Full program characterization is difficult and not always relevant. For example, typical High Performance Computing (HPC) programs generally contain tens of thousands of code lines, if not millions. A better way to perform application characterization is to consider each hot-spot in a separate and more efficient environment. Using profiling tools such as Gprof or Vtune allows an engineer to discern between often executed code and less used segments.
Once the initial profiling step separates the hot-spots i.e. often executed code segments, the engineer focuses on tweaking, optimizing, or even debugging the target code.
A codelet is a small program composed of:
1. The code fragment extracted from the application.
1. The application’s data required for its execution.
1. A wrapper, which loads the original application data, the general memory, and calls the code fragment.

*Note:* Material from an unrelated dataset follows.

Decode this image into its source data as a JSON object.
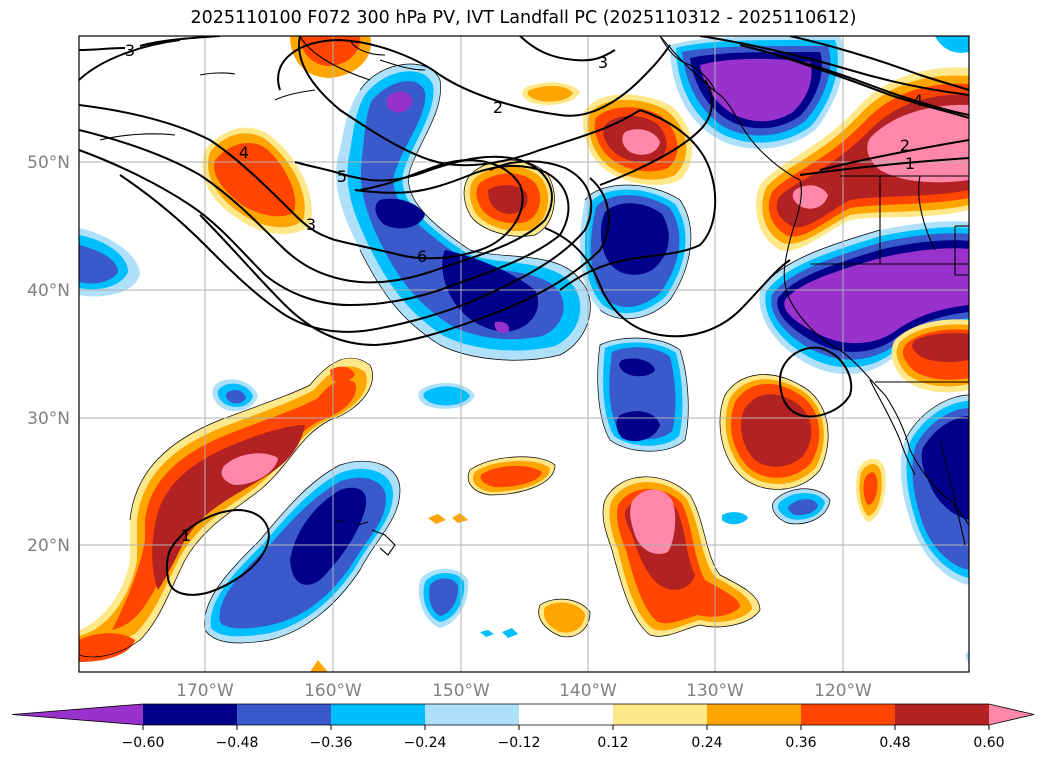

Codelets, by limiting the amount of code considered, reduce compilation, iterative testing, and even profiling time. However, handling each codelet separately reduces the effectiveness, thus a means to handle each in a unified way is necessary. The solution should satisfy three different goals:
Selecting a work set of experiments in the repository
For instance, all the experiments performed on a particular architecture on a selected program
Transforming the data
Most of the time, the user does not want to see the raw data, but prefers to see a statistical summary of it
As an example, for execution run-times times, the interest may only be in the mean and variance
Performing some action on the data
It can be a simple export to a CSV file, visualizing the data as a table or as a plot, or plugging the data in a learning module to build performance models
With a filled codelet base, the tools are systematically tested on many different applications via the extracted codelets. Moreover, an application engineer could present a codelet and retrieve a similar codelet from the database. The extracted codelet could contain information on optimization hints that previously provided a benefit for another application engineer.

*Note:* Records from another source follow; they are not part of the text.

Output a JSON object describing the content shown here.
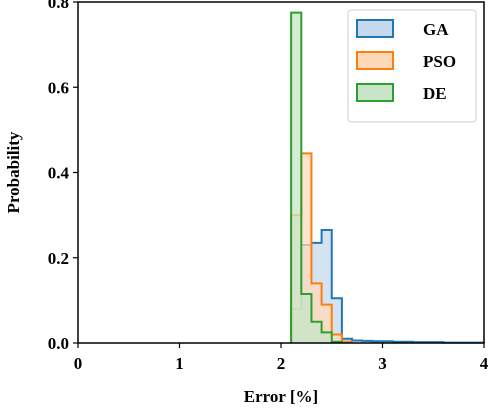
{
  "chart_data": {
    "type": "histogram",
    "xlabel": "Error [%]",
    "ylabel": "Probability",
    "xlim": [
      0,
      4
    ],
    "ylim": [
      0,
      0.8
    ],
    "xticks": [
      "0",
      "1",
      "2",
      "3",
      "4"
    ],
    "yticks": [
      "0.0",
      "0.2",
      "0.4",
      "0.6",
      "0.8"
    ],
    "grid": false,
    "legend_position": "top-right",
    "bin_width": 0.1,
    "series": [
      {
        "name": "GA",
        "color": "#1f77b4",
        "fill": "#c6d9ec",
        "bins_start": [
          2.1,
          2.2,
          2.3,
          2.4,
          2.5,
          2.6,
          2.7,
          2.8,
          2.9,
          3.0,
          3.1,
          3.2,
          3.3,
          3.4,
          3.5,
          3.6,
          3.7,
          3.8,
          3.9
        ],
        "values": [
          0.08,
          0.23,
          0.235,
          0.265,
          0.105,
          0.01,
          0.006,
          0.005,
          0.004,
          0.004,
          0.003,
          0.003,
          0.002,
          0.002,
          0.002,
          0.001,
          0.001,
          0.001,
          0.001
        ]
      },
      {
        "name": "PSO",
        "color": "#ff7f0e",
        "fill": "#ffd9b8",
        "bins_start": [
          2.1,
          2.2,
          2.3,
          2.4,
          2.5,
          2.6
        ],
        "values": [
          0.3,
          0.445,
          0.14,
          0.09,
          0.02,
          0.003
        ]
      },
      {
        "name": "DE",
        "color": "#2ca02c",
        "fill": "#c8e5c8",
        "bins_start": [
          2.1,
          2.2,
          2.3,
          2.4,
          2.5
        ],
        "values": [
          0.775,
          0.115,
          0.05,
          0.025,
          0.003
        ]
      }
    ]
  }
}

CTI stands for Codelet Tuning Infrastructure. The purpose of CTI is three-fold:
Share data (codelets)
Automate menial tasks
Perform data mining techniques
Sharing data is done via files or extracted data and stored in a database. Menial tasks such as scripting, creating back-ups, formatting the data, and performing analysis via the integrated tools are automated. Data mining techniques are automated by using the internal format in CTI and using the existing viewers.
CTI is a data and data processing sharing tool. It is built around the concept of multiple people wishing to share data and data processing techniques. Though it is useful for a single user to store and keep track of experiments and results, it really becomes a useful tool when combined with different users working on the same data-sets and processing techniques. Everything in CTI is defined as being either data or plugins, the element that processes data.

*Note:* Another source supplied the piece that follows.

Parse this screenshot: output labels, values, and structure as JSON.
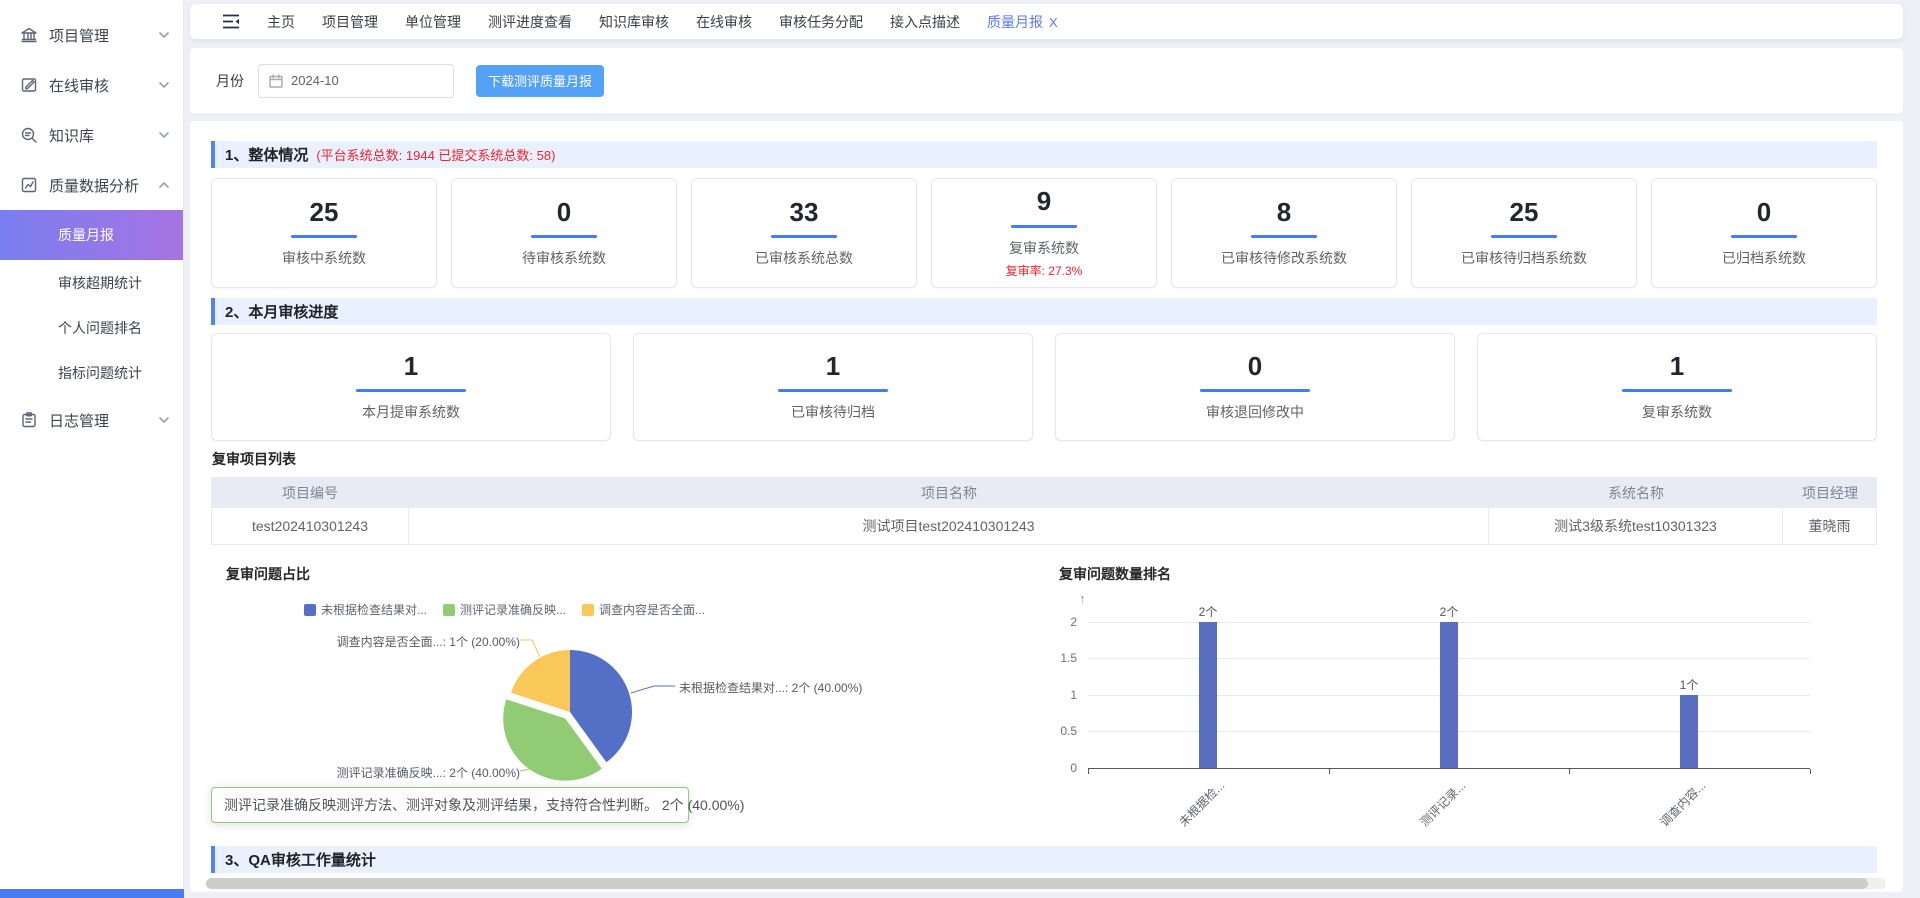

CTI is built on a plugin system, making it flexible and configurable. Basic users can have CTI automate testing or benchmarking using the existing plugins, while expert users may write their own plugins to further modify or extend CTI's base behavior.
CTI supports many characterization tools such as MAQAO, DECAN, Codelet Finder, Likwid, etc. The repository enables automatic compilation and analysis of the extracted codelets. For example, the MAQAO plugin analyzes codelets using the MAQAO tool developed by the Exascale Computing Research laboratory. It extracts low level assembly features from codelets binaries and stores the features vectors back into the repository database. Moreover, a « process » plugin can generically pass all the codelets through different external tools, or even a user’s own scripts.
The repository allows fast indexing of codelets through its database indexing backend. It incorporates a variety of plugins enabling codelet extraction, navigation, and analysis. The Codelet Finder plugin, for example, interfaces the repository with the Codelet Finder tool developed by CAPS Enterprise.
Data for CTI is a general term because it equally represents the files that are imported into the tool, the content of files imported, particular data inserted such as the target machine, the date, etc.
Once CTI is populated with data, the next step a user takes is to process it. Sometimes, the user wishes to extract the data and handle it with a favorite tool. However, there are a lot of pre-defined data processing elements in CTI that can be found in the tutorials.
CTI and CTS
Codelet Tuning Services (CTS) is a web interface. It lets users have a better interface to interact with CTI. Though all things implemented within CTS can be done using the equivalent commands, the web interface makes for a more user-friendly experience.